Sin embargo, yo no era un simple
espectador. Yo jugaba con ventaja. Yo sabía demasiado. Era ella, la camarera de
siempre, la de años atrás. La chica que trabajaba desde hacía más de cinco
años, que vivía a pocas manzanas de allí, y que consideraba su trabajo como un
pasatiempo más. La misma chica que no quiso estudiar nunca porque le aburrían
los libros, y veía la música de las décadas pasadas como una liberación
espiritual. Esa misma chica, la camarera que ponía las cervezas sin mirar a la
cara, se había pasado los últimos meses liada con la chica que atendía en la
taquilla del cine. Aquello era un amor pasional entre los cristales de la La Reflet. En la hora del cigarrillo,
ambas salían y se besaban con la necesidad del humo encontrado en las bocas y
del tiempo perdido. La gente lo sabía en el bar. Miraba el reloj y decían, es
su hora. La hora del encuentro del café y del cine.

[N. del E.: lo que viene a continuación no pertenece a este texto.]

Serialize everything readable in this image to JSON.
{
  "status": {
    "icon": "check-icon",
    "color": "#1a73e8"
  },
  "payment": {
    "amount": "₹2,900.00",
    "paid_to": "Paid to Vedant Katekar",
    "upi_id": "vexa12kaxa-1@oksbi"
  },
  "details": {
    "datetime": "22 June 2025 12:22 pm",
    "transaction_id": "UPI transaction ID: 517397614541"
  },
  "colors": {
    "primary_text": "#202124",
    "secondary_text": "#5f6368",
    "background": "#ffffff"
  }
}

Pero el tipo que se sentaba a mi
izquierda no lo sabía. Seguía en la sombra, en un rincón, con el periódico
hecho una baraja. Lanzaba miradas exageradas, cada vez más lascivas. Y llegó
ese sentimiento que tanto detesto y que siempre me hace huir de la condición
humana. Llegó la pena. Ese hombre me daba pena. Solo. En la barra de un bar
cualquiera. Cinco cervezas como delito. Y unas miradas que no tenían
correspondencia. Cómo decirle a ese pobre imbécil que sus intentos eran tan
estériles como contar los peces que había en el mar del Norte. Cómo explicar
que aquello pertenecía a otra liga, que no había nada que pudiera hacer, ni él
ni yo. En realidad, buen señor, no es culpa de su masculinidad. No es para nada
culpable de su hermosura, tanto en un sentido como en otro. El problema, es que
hay carencia de problemas. Usted es un hombre. Ese es el problema.
Pero no. Las cosas no eran así de
fáciles. Pedí la cuenta y busqué entre mi bolsillo la entrada que había
comprado hacía una hora y media. Me gusta ir al cine con tiempo, acomodarme en
la butaca, ver como las parejas se buscan y se encuentran, debajo de la camisa,
con las manos aún heladas, y gritan ante la primera impresión de los dedos y el
contraste de temperatura. Dejé algo de propina. No recuerdo la cantidad. La
camarera ni siquiera mi miró. Me dio las gracias como quien reza en la misa,
dejándose llevar por la costumbre, sin saber lo que está diciendo. Miré por
última vez al hombre. Ahí estaban sus ojos, ignorantes, atrevidos, aun en la
batalla, aun chispeantes de fuego, como si fuera un inquisidor, y la camarera
una bruja que debiera arder en su cuerpo y en sus pantalones de cuarentón
solitario.
Cerré la puerta al marcharme. La calle
se animaba. Todas las salas estaban casi llenas, menos la mía. Al pobre Cesar
lo iban a matar otra vez y cada vez menos gente era partícipe de su asesinato.
Volví la cabeza hacia atrás. Allí seguía el tipo, sin saber, que tarde o
temprano, esa camarera que vestía toga senatorial, iba a encontrarse con la
taquillera del cine de enfrente, también ataviada de blanco, con el vestido
imperial, y en ese beso repetido todas las tardes iban a descubrir las heridas
en la espalda de aquel señor de cuarenta años, que bebía cerveza sin saber que
estábamos a quince de Marzo de no sé qué día de Noviembre.